Perched on the southeast margin of the Bounty Platform, over 800 km from the South Island, the Antipodes group is the most remotest and also the youngest of the New Zealand subantarctic islands. At 49 degrees south, the group is more or less diametrically opposite London on the planet, hence the unusual name for the main island. Dense grasslands predominate, mostly Poa foliosa. The magnificent Antipodean Wandering Albatross is the featured seabird which we shall see on DAY 12 of the Birding Down Under Voyage. Except for a handful of nests on Campbell Island, the Antipodes Islands provide the only breeding sites for this species, which was declared a separate species from the other "wandering" albatrosses of the world. Compared to the Gibson's Albatross of the Auckland Islands, the Antipodean Albatross breeds three weeks later (eggs laid between January and early February) and has different feeding grounds, east of mainland New Zealand. Female birds are darker at all ages than their Auckland Island relatives.

Landings are not permitted. If the weather allows, we shall cruise by Zodiac along the coastline where we hope to see the Antipodes Parakeet, the largest of the New Zealand parakeets. This species has an entirely green head.
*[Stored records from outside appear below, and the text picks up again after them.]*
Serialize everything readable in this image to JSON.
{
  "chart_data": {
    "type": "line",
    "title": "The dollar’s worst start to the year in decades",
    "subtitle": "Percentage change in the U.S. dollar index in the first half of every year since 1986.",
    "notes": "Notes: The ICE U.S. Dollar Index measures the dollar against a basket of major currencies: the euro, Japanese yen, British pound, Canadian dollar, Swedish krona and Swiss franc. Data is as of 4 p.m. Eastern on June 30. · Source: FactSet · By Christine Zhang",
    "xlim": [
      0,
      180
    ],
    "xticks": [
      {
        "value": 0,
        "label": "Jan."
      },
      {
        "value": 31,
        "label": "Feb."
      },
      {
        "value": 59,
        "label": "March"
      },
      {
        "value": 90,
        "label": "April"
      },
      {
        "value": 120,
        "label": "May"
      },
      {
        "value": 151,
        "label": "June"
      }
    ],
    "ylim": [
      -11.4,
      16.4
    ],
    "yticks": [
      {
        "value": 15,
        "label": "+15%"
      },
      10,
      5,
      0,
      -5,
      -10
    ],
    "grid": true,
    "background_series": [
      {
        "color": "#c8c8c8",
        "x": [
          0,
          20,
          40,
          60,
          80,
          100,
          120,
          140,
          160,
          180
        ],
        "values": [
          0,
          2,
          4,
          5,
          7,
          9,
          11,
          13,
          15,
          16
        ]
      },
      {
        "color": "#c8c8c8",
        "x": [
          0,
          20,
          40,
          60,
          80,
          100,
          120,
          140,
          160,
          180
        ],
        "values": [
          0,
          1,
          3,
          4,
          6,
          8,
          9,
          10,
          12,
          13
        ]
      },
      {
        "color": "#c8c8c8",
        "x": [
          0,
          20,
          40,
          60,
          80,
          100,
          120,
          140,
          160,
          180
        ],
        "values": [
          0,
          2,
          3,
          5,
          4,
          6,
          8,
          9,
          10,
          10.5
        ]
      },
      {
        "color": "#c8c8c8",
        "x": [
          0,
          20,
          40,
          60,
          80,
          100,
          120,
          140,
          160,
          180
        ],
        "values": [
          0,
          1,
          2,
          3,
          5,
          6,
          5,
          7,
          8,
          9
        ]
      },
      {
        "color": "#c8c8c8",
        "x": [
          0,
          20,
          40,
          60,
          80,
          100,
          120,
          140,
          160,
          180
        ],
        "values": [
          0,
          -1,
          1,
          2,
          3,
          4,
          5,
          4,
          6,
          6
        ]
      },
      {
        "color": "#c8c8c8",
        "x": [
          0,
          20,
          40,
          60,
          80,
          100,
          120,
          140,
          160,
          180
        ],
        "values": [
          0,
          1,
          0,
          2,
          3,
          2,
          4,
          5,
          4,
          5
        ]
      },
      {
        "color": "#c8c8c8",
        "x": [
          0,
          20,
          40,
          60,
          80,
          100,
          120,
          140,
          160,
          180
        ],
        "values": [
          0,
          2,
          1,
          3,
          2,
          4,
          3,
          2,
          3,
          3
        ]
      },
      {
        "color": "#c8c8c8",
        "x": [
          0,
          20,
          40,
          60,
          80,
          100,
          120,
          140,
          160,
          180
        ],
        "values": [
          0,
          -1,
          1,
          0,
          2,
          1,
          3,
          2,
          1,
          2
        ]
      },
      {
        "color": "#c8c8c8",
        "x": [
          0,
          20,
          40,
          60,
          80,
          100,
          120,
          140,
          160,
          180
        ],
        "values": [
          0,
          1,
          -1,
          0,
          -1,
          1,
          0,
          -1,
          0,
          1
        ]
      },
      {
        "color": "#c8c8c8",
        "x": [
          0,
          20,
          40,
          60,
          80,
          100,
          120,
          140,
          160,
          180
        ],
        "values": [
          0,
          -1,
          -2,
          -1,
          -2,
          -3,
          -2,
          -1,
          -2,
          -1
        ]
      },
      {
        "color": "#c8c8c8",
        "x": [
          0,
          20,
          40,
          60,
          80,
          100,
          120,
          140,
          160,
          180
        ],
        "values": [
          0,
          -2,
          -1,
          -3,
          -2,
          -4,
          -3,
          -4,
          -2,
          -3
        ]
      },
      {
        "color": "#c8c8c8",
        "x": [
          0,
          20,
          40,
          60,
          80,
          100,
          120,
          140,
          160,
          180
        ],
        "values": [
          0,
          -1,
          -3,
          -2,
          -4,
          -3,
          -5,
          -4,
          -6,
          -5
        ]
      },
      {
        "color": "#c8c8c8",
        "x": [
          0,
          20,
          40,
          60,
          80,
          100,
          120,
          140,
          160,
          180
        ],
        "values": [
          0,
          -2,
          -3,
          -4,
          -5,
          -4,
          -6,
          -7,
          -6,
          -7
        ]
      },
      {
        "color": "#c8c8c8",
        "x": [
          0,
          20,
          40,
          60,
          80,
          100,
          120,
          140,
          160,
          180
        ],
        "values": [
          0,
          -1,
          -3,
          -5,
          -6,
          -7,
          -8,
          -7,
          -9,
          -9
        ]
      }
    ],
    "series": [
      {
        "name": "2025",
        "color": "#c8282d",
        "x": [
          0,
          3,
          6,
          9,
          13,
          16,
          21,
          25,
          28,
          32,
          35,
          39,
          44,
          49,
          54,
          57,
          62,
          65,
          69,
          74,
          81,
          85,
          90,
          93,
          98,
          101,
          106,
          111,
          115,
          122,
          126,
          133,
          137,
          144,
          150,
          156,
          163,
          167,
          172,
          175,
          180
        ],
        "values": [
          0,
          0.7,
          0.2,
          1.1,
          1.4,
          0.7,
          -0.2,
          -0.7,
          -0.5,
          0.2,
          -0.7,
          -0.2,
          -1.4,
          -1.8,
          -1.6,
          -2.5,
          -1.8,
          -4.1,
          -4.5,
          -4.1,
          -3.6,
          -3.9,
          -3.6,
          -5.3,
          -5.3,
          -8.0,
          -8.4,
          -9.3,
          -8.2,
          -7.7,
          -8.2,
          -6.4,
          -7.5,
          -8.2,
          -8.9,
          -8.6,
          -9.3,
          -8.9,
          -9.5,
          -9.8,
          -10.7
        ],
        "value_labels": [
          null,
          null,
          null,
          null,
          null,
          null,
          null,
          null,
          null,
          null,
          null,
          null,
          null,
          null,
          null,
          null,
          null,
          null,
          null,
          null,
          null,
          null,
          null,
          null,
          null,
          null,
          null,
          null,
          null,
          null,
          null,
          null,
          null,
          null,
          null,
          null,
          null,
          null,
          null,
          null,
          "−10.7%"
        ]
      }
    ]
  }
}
We also look for the Reischek's Parakeet a strong subspecies of the Red-crowned Parakeet found in the Auckland Islands and on the Chatham Islands. We also see the Antipodes subspecies of the New Zealand Pipit. Good views of both Erect-crested, below, and Rockhopper Penguins can be expected along the coast as they often breed in mixed colonies. Antarctic Terns and Kelp Gulls are often seen in good numbers. 
At the end of our visit, we sail for the Bounty Islands.